どこからどう見ても、紫さんは若い――20代前半に収まるであろう美貌だ。
いや、しかし……。妖怪と言われると、スキマという奇怪な能力が使えることに、ひとまずの納得が得られる。あれは、どう見ても人間業じゃない。
「受け入れられなくとも構いません。ひとまず、私は人間という存在ではないと考えて下さい」
「あ、はい……分かりました」
「よろしい。話を続けます。私が妖怪であるように、あなたの父親もまた、妖怪でした。何百年と生きて強大な妖力を手にした、大妖怪でした」
「……」
俺の父親が……妖怪?
どこからどう見ても人間にしか見えなかった、あの父親が?
確か、普通のサラリーマンとして会社勤めをしていたような人だぞ。
話し初めの段階から、すでに俺の思考は付いていけなくなってしまった。
「ずいぶんと混乱しているようですね。無理もないことですけれど」
「……話を続けて下さい。正直、理解が追いついていませんが、ひとまず全て事実として聞きますから」
「分かりました。先に言いましたように、あなたの父親もまた、妖怪と呼ばれる類の者です。妖怪という語感に違和を感じるなら、現人神と思っても構いません。人の姿を取った超人であることに、違いはありませんから。……話を続けます。彼は、妖怪の中でも変わり者でした。人間のことを深く愛した妖怪だったからです。よく人里や都市に下っては、その場その場の人間と交流し、喜びを分かち合っていました。」
紫さんの言っていることは、よく分かる。確かに、俺の父親は、やたらと外交的と言うか、人と接することが大好きな人だった。

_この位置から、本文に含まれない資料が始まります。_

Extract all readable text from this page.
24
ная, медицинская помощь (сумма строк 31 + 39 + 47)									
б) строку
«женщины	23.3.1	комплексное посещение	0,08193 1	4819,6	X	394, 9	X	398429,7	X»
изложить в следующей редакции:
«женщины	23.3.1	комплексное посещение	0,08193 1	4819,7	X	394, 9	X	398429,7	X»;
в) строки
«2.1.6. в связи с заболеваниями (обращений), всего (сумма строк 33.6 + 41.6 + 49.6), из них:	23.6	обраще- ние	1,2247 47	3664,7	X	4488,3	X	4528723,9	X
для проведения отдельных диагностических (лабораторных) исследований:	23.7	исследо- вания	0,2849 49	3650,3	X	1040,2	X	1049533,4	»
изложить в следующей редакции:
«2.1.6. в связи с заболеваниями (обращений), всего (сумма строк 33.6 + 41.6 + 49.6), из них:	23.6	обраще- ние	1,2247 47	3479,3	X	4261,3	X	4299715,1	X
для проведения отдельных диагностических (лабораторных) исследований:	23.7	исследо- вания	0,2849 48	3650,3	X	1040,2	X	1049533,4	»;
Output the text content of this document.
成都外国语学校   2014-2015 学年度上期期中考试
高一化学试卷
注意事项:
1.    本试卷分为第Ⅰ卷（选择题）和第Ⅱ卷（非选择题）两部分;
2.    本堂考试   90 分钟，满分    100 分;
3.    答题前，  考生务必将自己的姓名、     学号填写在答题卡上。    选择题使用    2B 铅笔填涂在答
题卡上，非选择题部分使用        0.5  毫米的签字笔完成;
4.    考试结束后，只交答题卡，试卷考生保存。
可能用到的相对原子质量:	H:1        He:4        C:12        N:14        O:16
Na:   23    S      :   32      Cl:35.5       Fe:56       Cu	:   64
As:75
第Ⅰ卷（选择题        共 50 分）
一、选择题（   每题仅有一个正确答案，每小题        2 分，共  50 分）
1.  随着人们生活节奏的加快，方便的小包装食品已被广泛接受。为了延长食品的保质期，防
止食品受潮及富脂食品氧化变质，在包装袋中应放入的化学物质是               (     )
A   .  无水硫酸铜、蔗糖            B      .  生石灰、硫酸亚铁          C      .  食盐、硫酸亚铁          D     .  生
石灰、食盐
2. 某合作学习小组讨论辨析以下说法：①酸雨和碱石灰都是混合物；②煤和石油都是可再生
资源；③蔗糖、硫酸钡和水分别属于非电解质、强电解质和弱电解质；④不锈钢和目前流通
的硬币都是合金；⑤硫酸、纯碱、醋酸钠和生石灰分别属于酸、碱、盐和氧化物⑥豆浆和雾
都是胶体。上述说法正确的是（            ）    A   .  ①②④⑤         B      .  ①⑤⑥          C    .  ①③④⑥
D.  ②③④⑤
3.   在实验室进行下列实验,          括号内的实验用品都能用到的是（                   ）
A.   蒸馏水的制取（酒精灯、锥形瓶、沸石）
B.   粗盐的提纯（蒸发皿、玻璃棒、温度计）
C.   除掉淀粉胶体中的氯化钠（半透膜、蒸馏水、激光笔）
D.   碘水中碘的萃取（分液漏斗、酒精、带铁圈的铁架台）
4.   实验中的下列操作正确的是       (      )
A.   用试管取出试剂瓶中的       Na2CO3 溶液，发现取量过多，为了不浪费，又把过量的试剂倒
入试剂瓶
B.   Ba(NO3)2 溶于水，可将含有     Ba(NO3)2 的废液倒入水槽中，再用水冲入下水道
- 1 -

「数十年前――とある人間の女性と恋に落ちました。あなたの母親ですね。そして、人と妖怪の子である、あなたが生まれました」
紫さんの言を信じるなら、俺は――半妖ということになる。
「じゃあ、俺には妖怪の血が半分も流れているってことですよね。……でも、俺、ただの人間ですよ。不思議な能力なんて使えませんし」
「当然です。あなたの父親に頼まれ、あなたが人として生きられるよう、一時的に人妖の境界を操り、人間側の領域を可能な限り広げてありますから」
「紫さんが俺の妖怪としての力を封じていたと……?」
「ええ、その通りです。幼き頃は力の自制など出来ませんからね。幼少とは言え、妖怪の身体能力は絶大。人間と比べるまでもありません。うっかり同年代の子供を殴り殺すようなことがあっては困りますからね」
「あ、ああ……なるほど」
俺は自分の手を見下ろし、握りこぶしを作った。そこには、高校生の平均より少し強い程度の握力しかない。今は封じられているが、本来なら、ここに妖怪としての握力も加わっている筈だったのだ。
「普通の人間としての力しか無いでしょう? いずれ、あなたの出生などについて、両親から伝えられる予定でした。あなたが18歳になる頃――普通の人間が高校を卒業し、進学か就職するか選ぶ頃合いですね。人として生を送るか、それとも妖怪の血筋であることを認め、幻想郷へ移ることを選ぶか」
「幻想郷……」
その言葉には、とても馴染みがあった。
まるで故郷のような感慨が湧くから不思議だ。
「ええ、幻想郷。忘れ去られた者たちが集う、のどかで幻想的な郷ですわ。多くの妖怪は、幻想郷に移り住み、今もなお妖怪としての本分を発揮しながら生活している。言わば、妖怪の避難所であり、楽園ですわ。きちんと普通の人間もいますのよ。集落を作り、そこで旧時代的……そうですね、江戸時代後半から明治初期あたりの文明で暮らしていますわ」
俺の脳内には、ひっそりと山間に存在する村のような集落のイメージがあった。人里があり、離れた場所に神社がある。湖もあれば洋館もあり、竹林もあればヒマワリ畑もある。そんな不思議な場所だ。